Thursday, June 13, 2013

Closed Coffee Drive-thru Lanes: Epic Early Morning Fail



I have a love-hate relationship with Starbuck’s coffee.
A cuppa joe is a necessary evil for people with my work schedule--which spans the wee-hours of the morning all the way until noon. The Scots-Irish tightwad in me rebels against dropping a 5-note and change on a venti coffee creation, even occasionally, but there are some mornings when the need for mental acuity overrules the sphincter on my ATM Card.
Such was today.

It’s not easy finding an all-nite Starbucks.
They exist, but I have to really NEED a coffee fix to go off the beaten trail at 3:30 in the morning.
When I do…and the “over-nite” store is closed, I am doubly-irritated: There are few things worse in the morning than craving coffee, taking the diversion to quell the need, and finding the place closed.

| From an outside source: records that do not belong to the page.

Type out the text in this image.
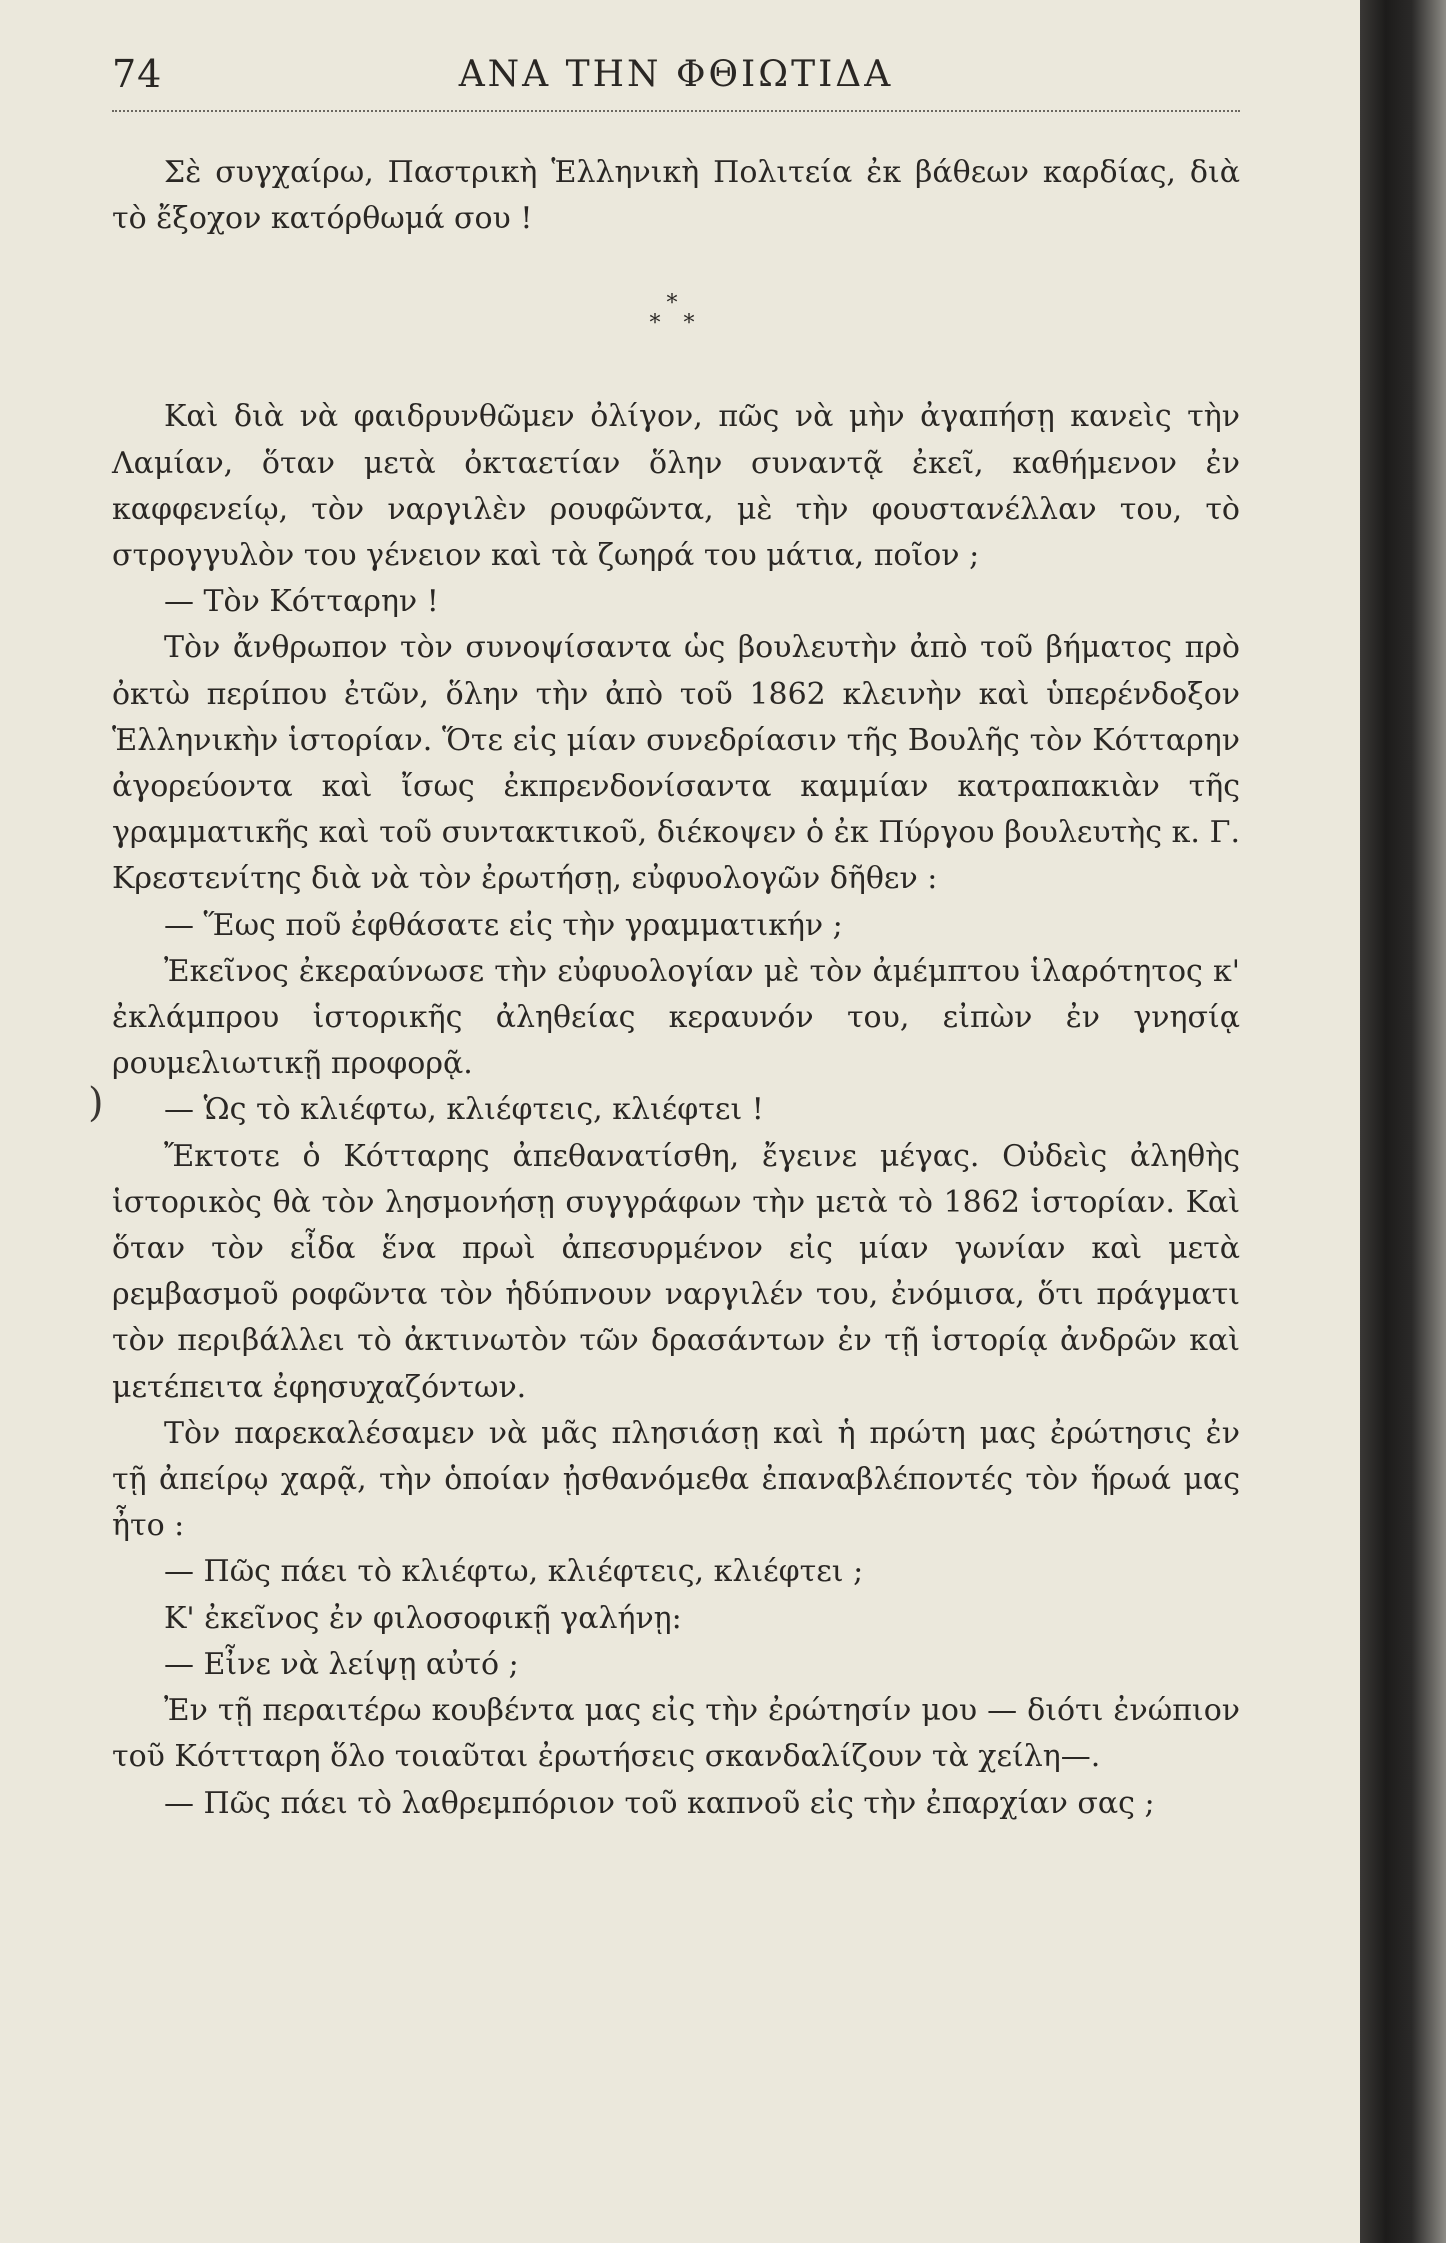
74	ΑΝΑ ΤΗΝ ΦΘΙΩΤΙΔΑ
)

Σὲ συγχαίρω, Παστρικὴ Ἑλληνικὴ Πολιτεία ἐκ βάθεων καρδίας, διὰ τὸ ἔξοχον κατόρθωμά σου !

*
* *

Καὶ διὰ νὰ φαιδρυνθῶμεν ὀλίγον, πῶς νὰ μὴν ἀγαπήσῃ κανεὶς τὴν Λαμίαν, ὅταν μετὰ ὀκταετίαν ὅλην συναντᾷ ἐκεῖ, καθήμενον ἐν καφφενείῳ, τὸν ναργιλὲν ρουφῶντα, μὲ τὴν φουστανέλλαν του, τὸ στρογγυλὸν του γένειον καὶ τὰ ζωηρά του μάτια, ποῖον ;

— Τὸν Κότταρην !

Τὸν ἄνθρωπον τὸν συνοψίσαντα ὡς βουλευτὴν ἀπὸ τοῦ βήματος πρὸ ὀκτὼ περίπου ἐτῶν, ὅλην τὴν ἀπὸ τοῦ 1862 κλεινὴν καὶ ὑπερένδοξον Ἑλληνικὴν ἱστορίαν. Ὅτε εἰς μίαν συνεδρίασιν τῆς Βουλῆς τὸν Κότταρην ἀγορεύοντα καὶ ἴσως ἐκπρενδονίσαντα καμμίαν κατραπακιὰν τῆς γραμματικῆς καὶ τοῦ συντακτικοῦ, διέκοψεν ὁ ἐκ Πύργου βουλευτὴς κ. Γ. Κρεστενίτης διὰ νὰ τὸν ἐρωτήσῃ, εὐφυολογῶν δῆθεν :

— Ἕως ποῦ ἐφθάσατε εἰς τὴν γραμματικήν ;

Ἐκεῖνος ἐκεραύνωσε τὴν εὐφυολογίαν μὲ τὸν ἀμέμπτου ἱλαρότητος κ' ἐκλάμπρου ἱστορικῆς ἀληθείας κεραυνόν του, εἰπὼν ἐν γνησίᾳ ρουμελιωτικῇ προφορᾷ.

— Ὡς τὸ κλιέφτω, κλιέφτεις, κλιέφτει !

Ἔκτοτε ὁ Κότταρης ἀπεθανατίσθη, ἔγεινε μέγας. Οὐδεὶς ἀληθὴς ἱστορικὸς θὰ τὸν λησμονήσῃ συγγράφων τὴν μετὰ τὸ 1862 ἱστορίαν. Καὶ ὅταν τὸν εἶδα ἕνα πρωὶ ἀπεσυρμένον εἰς μίαν γωνίαν καὶ μετὰ ρεμβασμοῦ ροφῶντα τὸν ἡδύπνουν ναργιλέν του, ἐνόμισα, ὅτι πράγματι τὸν περιβάλλει τὸ ἀκτινωτὸν τῶν δρασάντων ἐν τῇ ἱστορίᾳ ἀνδρῶν καὶ μετέπειτα ἐφησυχαζόντων.

Τὸν παρεκαλέσαμεν νὰ μᾶς πλησιάσῃ καὶ ἡ πρώτη μας ἐρώτησις ἐν τῇ ἀπείρῳ χαρᾷ, τὴν ὁποίαν ᾐσθανόμεθα ἐπαναβλέποντές τὸν ἥρωά μας ἦτο :

— Πῶς πάει τὸ κλιέφτω, κλιέφτεις, κλιέφτει ;

Κ' ἐκεῖνος ἐν φιλοσοφικῇ γαλήνῃ:

— Εἶνε νὰ λείψῃ αὐτό ;

Ἐν τῇ περαιτέρω κουβέντα μας εἰς τὴν ἐρώτησίν μου — διότι ἐνώπιον τοῦ Κόττταρη ὅλο τοιαῦται ἐρωτήσεις σκανδαλίζουν τὰ χείλη—.

— Πῶς πάει τὸ λαθρεμπόριον τοῦ καπνοῦ εἰς τὴν ἐπαρχίαν σας ;
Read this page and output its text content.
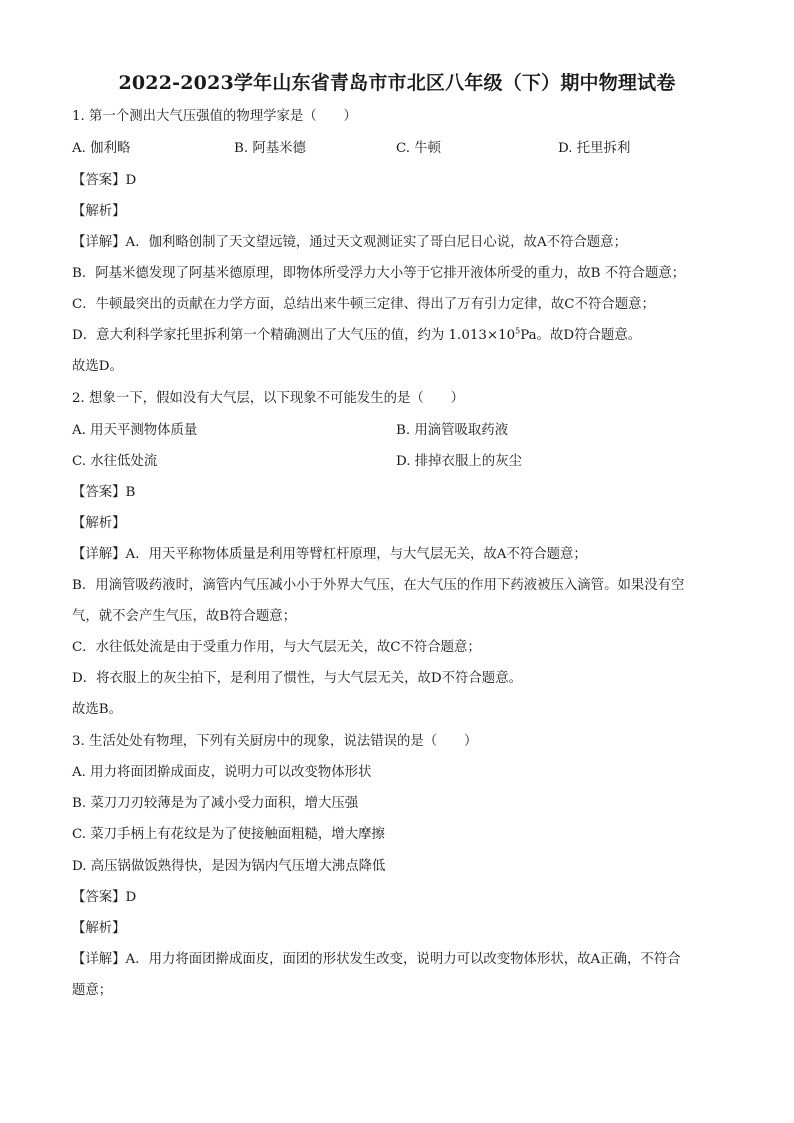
2022-2023学年山东省青岛市市北区八年级（下）期中物理试卷
1. 第一个测出大气压强值的物理学家是（　　）
A. 伽利略	B. 阿基米德	C. 牛顿	D. 托里拆利
【答案】D
【解析】
【详解】A．伽利略创制了天文望远镜，通过天文观测证实了哥白尼日心说，故A不符合题意；
B．阿基米德发现了阿基米德原理，即物体所受浮力大小等于它排开液体所受的重力，故B 不符合题意；
C．牛顿最突出的贡献在力学方面，总结出来牛顿三定律、得出了万有引力定律，故C不符合题意；
D．意大利科学家托里拆利第一个精确测出了大气压的值，约为 $1.013\times 10^5Pa$。故D符合题意。
故选D。
2. 想象一下，假如没有大气层，以下现象不可能发生的是（　　）
A. 用天平测物体质量	B. 用滴管吸取药液
C. 水往低处流	D. 排掉衣服上的灰尘
【答案】B
【解析】
【详解】A．用天平称物体质量是利用等臂杠杆原理，与大气层无关，故A不符合题意；
B．用滴管吸药液时，滴管内气压减小小于外界大气压，在大气压的作用下药液被压入滴管。如果没有空
气，就不会产生气压，故B符合题意；
C．水往低处流是由于受重力作用，与大气层无关，故C不符合题意；
D．将衣服上的灰尘拍下，是利用了惯性，与大气层无关，故D不符合题意。
故选B。
3. 生活处处有物理，下列有关厨房中的现象，说法错误的是（　　）
A. 用力将面团擀成面皮，说明力可以改变物体形状
B. 菜刀刀刃较薄是为了减小受力面积，增大压强
C. 菜刀手柄上有花纹是为了使接触面粗糙，增大摩擦
D. 高压锅做饭熟得快，是因为锅内气压增大沸点降低
【答案】D
【解析】
【详解】A．用力将面团擀成面皮，面团的形状发生改变，说明力可以改变物体形状，故A正确，不符合
题意；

Okay, there’s worse, but it doesn’t help when the Drive Thru light is on, and some clown has placed a table in the lane because it’s really closed. To add insult to urgency, some slack-jawed mouth breather steps out of the store without a care or concern about my de-caffeinated condition and announces, ‘we’re closed’ with a passionless shrug.

Idiot.
Turn off the light.

Tuesday, June 11, 2013

Great Expectations




The Great Depression.
The Great Recession.
What was so great about these events?

In the Depression in the 1930’s, people lost everything they had, there was this massive dust storm in the Midwest, and it was not a happy time in America.
Great?
I think not.
 
They should have called it the Horrible Depression; or the Devastating Depression—that’s more alliterative.
Great?
Not so much.

Same thing with the most recent economic recession.
What was so great about that?  Jobs were lost, houses were foreclosed, and businesses went broke.We should have called it the Really Bad Recession, or the Awful Recession.
There was nothing great about it.

I went to see “The Great Gatsby” recently, the story of a guy who reinvented himself after the First World War. The movie is based on a great American tragedy. Not that the tragedy was all that grand—it was actually pretty sad. But the story was great, and the movie exceptionally well done, and so aptly named.

They called World War 1 “the Great War” until World War 2 came along.
Then they realized pairing positive adjectives with negatively connotative nouns wasn’t such a “great” idea.
I rest my case.

Monday, June 10, 2013

Something for Nothing = Nothing



There’s an advertisement running on the Radio these days that causes me pause.
If you listen to it critically, you wonder how these people get away with what they’re saying.
There’s nothing illegal, but the message is clearly marketed by someone who does not think much of their potential clientele.

The commercial is a fast-talking pitch about flipping houses, and gives lots of examples of folks making thousands of dollars, buying low and selling high. These guys don’t want you to buy actual houses they’re flipping; oh, no. This is an ad for a ‘program’ you have to get so you can learn their system for buying houses low and selling high. It’s a flipping flipping pitch.

Here’s what rubs me wrong about these people:

1. If this is such a good deal, why aren’t they out there, flipping houses until the cows come home? Are they so totally altruistic in their desire to help mankind that they’re willing to give away their system?

The answer to that is that these guys are marketers.
They’re not really real estate specialists.
If they were really good at what they’re offering, they’d be on a beach in Tahiti.
But they’re not.
They’re running Radio ads with toll free numbers to call and promises of grandeur to fulfill.

2. They‘re offering, for free, a system others “have paid dearly to receive,” according to the ad copy. If I was one of those who’d dearly paid for their package, I’d be highly offended, and would be demanding my money back, yesterday.
Reminds me of that old saying, you get what you pay for.
If you’re not paying anything for this “money-making system,” what’s it really worth?

3. I suspect the only money making that’s going on by this system is probably in some fees associated with the package, either when it’s delivered, or when you try to use it.

Sometimes I will call advertisers I hear on the Radio station, just to test their offer.
I'm not even going to waste my time on this one.